Transgenic mice bearing the rat elastase I promoter - SV40 T-antigen (ELSV) fusion gene develop pancreatic acinar cell carcinomas by 3-6 months of age. In other animal models of pancreatic cancer, cholecystokinin (CCK) has been shown to be a tumor promoter.

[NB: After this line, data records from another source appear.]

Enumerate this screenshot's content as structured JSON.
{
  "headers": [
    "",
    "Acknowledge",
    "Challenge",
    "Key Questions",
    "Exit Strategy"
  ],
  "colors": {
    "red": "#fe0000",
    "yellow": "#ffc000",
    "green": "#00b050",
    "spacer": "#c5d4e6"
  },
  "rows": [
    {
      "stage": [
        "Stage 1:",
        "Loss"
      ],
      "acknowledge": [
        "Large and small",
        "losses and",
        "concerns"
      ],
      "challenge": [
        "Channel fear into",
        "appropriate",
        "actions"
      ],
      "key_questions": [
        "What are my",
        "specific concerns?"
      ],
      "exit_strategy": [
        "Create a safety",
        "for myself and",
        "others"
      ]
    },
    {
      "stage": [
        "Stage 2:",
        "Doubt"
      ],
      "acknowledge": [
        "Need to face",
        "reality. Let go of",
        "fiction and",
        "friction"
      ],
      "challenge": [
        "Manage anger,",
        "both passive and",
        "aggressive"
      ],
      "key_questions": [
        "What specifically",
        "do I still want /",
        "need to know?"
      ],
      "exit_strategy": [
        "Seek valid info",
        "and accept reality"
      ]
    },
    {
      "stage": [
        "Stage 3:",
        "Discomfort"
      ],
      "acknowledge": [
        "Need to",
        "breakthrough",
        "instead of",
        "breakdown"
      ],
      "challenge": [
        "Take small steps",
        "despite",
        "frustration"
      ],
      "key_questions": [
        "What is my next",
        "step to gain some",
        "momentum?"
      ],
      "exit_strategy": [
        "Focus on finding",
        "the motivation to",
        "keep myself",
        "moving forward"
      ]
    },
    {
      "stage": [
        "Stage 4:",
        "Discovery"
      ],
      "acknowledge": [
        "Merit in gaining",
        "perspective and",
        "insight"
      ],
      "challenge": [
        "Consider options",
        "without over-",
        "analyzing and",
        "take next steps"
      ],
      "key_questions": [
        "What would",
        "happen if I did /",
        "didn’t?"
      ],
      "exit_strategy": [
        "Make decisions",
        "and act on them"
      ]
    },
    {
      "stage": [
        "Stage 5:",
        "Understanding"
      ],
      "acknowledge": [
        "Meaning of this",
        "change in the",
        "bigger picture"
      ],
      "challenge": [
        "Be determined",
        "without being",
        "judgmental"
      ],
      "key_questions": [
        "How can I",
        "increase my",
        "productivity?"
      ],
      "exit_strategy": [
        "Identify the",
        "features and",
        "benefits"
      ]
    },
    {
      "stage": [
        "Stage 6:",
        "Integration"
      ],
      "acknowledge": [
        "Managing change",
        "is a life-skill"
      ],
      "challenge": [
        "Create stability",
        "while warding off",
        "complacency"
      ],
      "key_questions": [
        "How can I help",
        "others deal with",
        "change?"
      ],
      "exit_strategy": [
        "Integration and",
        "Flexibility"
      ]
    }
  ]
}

Therefore, we characterized CCK binding properties and CCK-A receptor mRNA expression in pancreatic carcinomas and dysplastic pancreata from the Tg(Ela-1, SV40E+Ela-1, neo)Bri19 strain of ELSV transgenic mice. To accomplish this, we utilized 125I-Bolton-Hunter-labeled-cholecystokinin octapeptide (125I-BH-CCK-8) binding studies, reverse transcription-polymerase chain reaction (RT-PCR), and Southern blot analysis to examine pancreatic carcinomas from 26-week-old male ELSV transgenic mice, dysplastic pancreata from 8-week-old male ELSV transgenic mice, and normal pancreas from 30-week-old nontransgenic male mice (SJL/J) and 8-week-old nontransgenic male mice (B6SJLF1/J). Optimal saturable CCK-8 binding was detected at pH 6.5, 22 degrees C. Competitive inhibition 125I-BH-CCK-8 binding assays performed on all four mouse pancreatic tissues showed that CCK-8 bound to two classes of CCK binding sites: a high affinity, lower capacity CCK binding site and a low affinity, higher capacity CCK binding site. RT-PCR and Southern blot analysis confirmed the 125I-BH-CCK-8 binding studies by demonstrating CCK-A receptor mRNA expression in the ELSV transgenic pancreatic carcinomas and dysplastic pancreas, as well as in normal nontransgenic mouse pancreas. In conclusion, pancreatic carcinomas and dysplastic pancreas from ELSV transgenic mice and normal nontransgenic mouse pancreas all bind 125I-BH-CCK-8 and express mRNA for the CCK-A receptor. In contrast to chemically-induced pancreatic tumors in the rat, ELSV transgenic mouse pancreatic tumors do not appear to significantly overexpress CCK-A receptors.